Hardt recognized a mother and he followed her into the rushing water.
One moon later, after a fever and recriminations from the family, after long arguments and accusations, Hardt was woken in the silence of night and spirited away from his mother and his grandparents and his younger aunt and his uncle. He traveled for five suns by boat, by cart, by horse, and by foot during all of which he was held and cuddled and tickled and smothered in kisses. And after five suns he was laid to bed in the tiny cottage which became a happy home where he was loved and treasured by his aunt Vyck.

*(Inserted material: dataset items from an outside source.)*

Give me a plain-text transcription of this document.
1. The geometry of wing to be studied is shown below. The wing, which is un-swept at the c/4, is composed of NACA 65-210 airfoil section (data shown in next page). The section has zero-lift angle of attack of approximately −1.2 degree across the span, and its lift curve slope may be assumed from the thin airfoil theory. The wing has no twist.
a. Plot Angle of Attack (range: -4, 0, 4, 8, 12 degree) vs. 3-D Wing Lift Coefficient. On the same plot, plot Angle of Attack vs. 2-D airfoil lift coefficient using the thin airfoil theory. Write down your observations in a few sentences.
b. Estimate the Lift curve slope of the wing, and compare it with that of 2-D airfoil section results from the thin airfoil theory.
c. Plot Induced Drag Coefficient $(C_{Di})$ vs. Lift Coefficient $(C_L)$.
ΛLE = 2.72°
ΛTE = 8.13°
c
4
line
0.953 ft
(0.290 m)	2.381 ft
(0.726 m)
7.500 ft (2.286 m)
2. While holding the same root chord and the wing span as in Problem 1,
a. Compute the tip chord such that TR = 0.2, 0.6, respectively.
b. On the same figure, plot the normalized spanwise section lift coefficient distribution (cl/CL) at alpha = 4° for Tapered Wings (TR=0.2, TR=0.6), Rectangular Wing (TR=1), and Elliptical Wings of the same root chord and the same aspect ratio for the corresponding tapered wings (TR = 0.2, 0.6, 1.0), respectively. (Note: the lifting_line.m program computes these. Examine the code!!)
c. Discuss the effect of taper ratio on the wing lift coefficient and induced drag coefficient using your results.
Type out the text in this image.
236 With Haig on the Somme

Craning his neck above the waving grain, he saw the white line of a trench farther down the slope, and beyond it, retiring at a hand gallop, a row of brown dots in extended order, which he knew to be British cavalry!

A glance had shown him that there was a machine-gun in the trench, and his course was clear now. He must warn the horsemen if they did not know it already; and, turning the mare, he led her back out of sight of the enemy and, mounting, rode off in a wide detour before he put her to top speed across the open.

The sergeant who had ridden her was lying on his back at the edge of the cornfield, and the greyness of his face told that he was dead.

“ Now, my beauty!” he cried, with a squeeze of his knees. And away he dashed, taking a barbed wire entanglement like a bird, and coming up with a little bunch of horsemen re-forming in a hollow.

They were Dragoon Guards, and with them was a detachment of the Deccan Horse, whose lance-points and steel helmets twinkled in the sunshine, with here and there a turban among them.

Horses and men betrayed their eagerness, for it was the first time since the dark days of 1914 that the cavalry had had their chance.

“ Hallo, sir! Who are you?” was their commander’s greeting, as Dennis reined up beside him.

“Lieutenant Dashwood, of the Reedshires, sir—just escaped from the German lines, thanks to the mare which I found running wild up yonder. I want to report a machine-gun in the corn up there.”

And where his mother never bothered to look for him.
The dTelfur
143rd year of Konifer Vize (105ath lander reckoning)
∞
Deg slowly lifted his great head and looked up into the cloudless sky. A good day for flying he thought. He turned his neck a few times to get the cricks out and looked over the village. Well he hadn’t been asleep too long. There was Dorat still mending her pants. And Tcoa still crying over her broken wing despite the telf healer Nyah’s attentions. Just asleep long enough to stiffen his neck. He shifted his body on the eggs and reached his nose again into the air. Yes, there it was, the faint smell of some great fire. It hadn’t been just in his dream. He could smell it, though he could see no smoke in the sky. But then his eyes were failing him. He was an old old dragon.
He himself couldn’t fathom why he was still breathing the sweet air of the dTelfur mountain but lived he did and breathed. And grew. The other dTelfur went off to shed in the privacy of the deep woods or to ease the itch of sloughing skin in the rivers, lakes, and oceans. But Deg was too big now to go flying off willy nilly. He shed where he was and the others of the village, dtur and telf alike, would scratch him and scrub him and rake the old hide into the hatching sands, marveling as they did at his new hide’s luster and resilience. Everyone was kind to Deg, the oldest and thus largest of all the dTelfur dragons. The two-legged telf hatchlings would beg him to tell them stories of the ancient times as they climbed between his toes and got those hard to scratch recesses. They believed the adults who told them Deg had been alive when the winged dTur and two-legged Telfs were separate species warring for dominance in these lands. But that had been generations before even Deg had cracked shell on these very grounds.